Compressing Context to Enhance Inference Efficiency of Large Language Models (2310.06201v1)

Published 9 Oct 2023 in cs.CL

Abstract: LLMs achieved remarkable performance across various tasks. However, they face challenges in managing long documents and extended conversations, due to significantly increased computational requirements, both in memory and inference time, and potential context truncation when the input exceeds the LLM's fixed context length. This paper proposes a method called Selective Context that enhances the inference efficiency of LLMs by identifying and pruning redundancy in the input context to make the input more compact. We test our approach using common data sources requiring long context processing: arXiv papers, news articles, and long conversations, on tasks of summarisation, question answering, and response generation. Experimental results show that Selective Context significantly reduces memory cost and decreases generation latency while maintaining comparable performance compared to that achieved when full context is used. Specifically, we achieve a 50\% reduction in context cost, resulting in a 36\% reduction in inference memory usage and a 32\% reduction in inference time, while observing only a minor drop of .023 in BERTscore and .038 in faithfulness on four downstream applications, indicating that our method strikes a good balance between efficiency and performance.

PDF HTML Abstract

Enhancing LLM Inference Efficiency through Context Compression

The paper "Compressing Context to Enhance Inference Efficiency of LLMs" presents Selective Context, a method aimed at improving the efficiency of LLMs when processing long documents and sustained conversations. The authors address the challenge of managing extended contexts, which can strain computational resources and lead to context truncation due to fixed input lengths.

Core Contributions

Selective Context is proposed as a novel approach to prune redundancy in the input context, ensuring more efficient use of fixed context windows in LLMs. Key features of this method include:

Redundancy Identification and Pruning: The approach involves assessing the informativeness of lexical units within the input context, using self-information metrics based on smaller base causal models. Redundant data is systematically removed to make the input more compact.
Experimental Evaluation: The method was tested on diverse data sources requiring long contexts, such as arXiv papers and lengthy news articles. Tasks such as summarization, question answering, and conversation were employed to gauge its effectiveness.

Results and Performance

The experiments reveal that Selective Context achieves notable memory cost reduction and latency decrease, maintaining performance levels akin to using the full context:

A 50% reduction in context cost resulted in a 36% decrease in memory usage and a 32% reduction in inference time.
There was only a minor performance drop of .023 in BERTScore and .038 in faithfulness across four downstream tasks.

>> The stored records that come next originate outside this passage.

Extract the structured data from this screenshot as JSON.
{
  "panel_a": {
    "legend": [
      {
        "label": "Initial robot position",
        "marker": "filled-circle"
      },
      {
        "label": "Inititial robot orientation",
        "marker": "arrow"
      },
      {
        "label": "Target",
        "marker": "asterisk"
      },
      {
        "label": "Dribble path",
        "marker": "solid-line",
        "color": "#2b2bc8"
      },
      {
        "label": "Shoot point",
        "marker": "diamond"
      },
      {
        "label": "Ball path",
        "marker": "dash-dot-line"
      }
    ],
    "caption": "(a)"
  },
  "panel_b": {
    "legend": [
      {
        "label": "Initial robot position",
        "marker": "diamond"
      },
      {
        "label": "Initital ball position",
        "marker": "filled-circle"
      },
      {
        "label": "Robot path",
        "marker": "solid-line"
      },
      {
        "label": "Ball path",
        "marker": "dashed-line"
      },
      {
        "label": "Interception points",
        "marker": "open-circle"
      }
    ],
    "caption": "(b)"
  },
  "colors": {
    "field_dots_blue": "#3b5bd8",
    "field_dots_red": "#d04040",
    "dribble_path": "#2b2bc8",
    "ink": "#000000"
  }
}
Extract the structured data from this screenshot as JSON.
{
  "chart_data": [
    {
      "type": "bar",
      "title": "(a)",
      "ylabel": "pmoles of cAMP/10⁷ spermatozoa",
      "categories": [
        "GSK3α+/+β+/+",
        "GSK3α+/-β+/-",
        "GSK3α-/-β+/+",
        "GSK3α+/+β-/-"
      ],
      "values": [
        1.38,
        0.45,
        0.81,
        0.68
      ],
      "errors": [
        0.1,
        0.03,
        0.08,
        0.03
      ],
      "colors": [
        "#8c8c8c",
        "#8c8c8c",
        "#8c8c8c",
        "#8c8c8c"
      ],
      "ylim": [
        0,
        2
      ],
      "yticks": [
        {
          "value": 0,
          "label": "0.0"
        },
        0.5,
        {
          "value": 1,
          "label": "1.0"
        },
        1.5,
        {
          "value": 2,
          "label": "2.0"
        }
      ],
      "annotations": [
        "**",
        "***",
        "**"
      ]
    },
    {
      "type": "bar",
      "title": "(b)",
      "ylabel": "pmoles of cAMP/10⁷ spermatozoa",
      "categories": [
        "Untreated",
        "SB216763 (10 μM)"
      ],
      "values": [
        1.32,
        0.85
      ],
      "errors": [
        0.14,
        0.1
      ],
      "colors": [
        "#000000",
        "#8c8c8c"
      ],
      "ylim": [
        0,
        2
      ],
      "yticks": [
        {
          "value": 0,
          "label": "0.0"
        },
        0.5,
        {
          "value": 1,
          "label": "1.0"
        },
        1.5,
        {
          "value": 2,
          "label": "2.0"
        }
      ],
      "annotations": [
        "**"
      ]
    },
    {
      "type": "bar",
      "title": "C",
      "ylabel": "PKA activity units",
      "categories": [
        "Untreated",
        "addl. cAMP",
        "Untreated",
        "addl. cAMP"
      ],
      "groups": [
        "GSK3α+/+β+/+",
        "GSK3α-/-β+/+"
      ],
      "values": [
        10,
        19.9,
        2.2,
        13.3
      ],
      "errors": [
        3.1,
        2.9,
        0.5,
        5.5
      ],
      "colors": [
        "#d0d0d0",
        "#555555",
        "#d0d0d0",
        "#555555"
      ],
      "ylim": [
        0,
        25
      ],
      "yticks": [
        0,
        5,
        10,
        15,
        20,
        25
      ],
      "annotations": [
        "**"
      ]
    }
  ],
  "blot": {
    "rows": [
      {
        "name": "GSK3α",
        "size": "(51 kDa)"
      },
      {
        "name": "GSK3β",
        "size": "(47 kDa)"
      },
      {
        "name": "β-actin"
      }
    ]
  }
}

This balance between efficiency and performance illustrates the potential for practical application without sacrificing output quality.

Theoretical and Practical Implications

This paper introduces a model-agnostic, complementary perspective on enhancing LLM efficiency. Unlike narrow architectural optimizations like sparse or local attention, Selective Context can be integrated with existing methods to optimize model inference even further.

Methodological Insights:

Self-Information Utilization: By leveraging self-information, which quantifies informativeness, the method effectively identifies and retains only the most pertinent parts of the context.
Adaptive Filtering: The application of a percentile-based filtering mechanism allows for dynamic content retention based on the distribution of self-information values, ensuring flexibility across diverse contexts.

Future Directions

The research opens avenues for exploring more granular lexical unit refinement techniques, potentially enhancing the procedure's accuracy. Additionally, the integration of context compression with other efficiency-focused strategies could yield further improvements.

The research showcases the utility of efficiently managing context to reduce computational demands in real-world applications, extending the practicality of LLMs in environments demanding the processing of extensive and complex datasets. The publication of the code and data supports replication and further investigation, contributing to ongoing developments in AI efficiency optimization.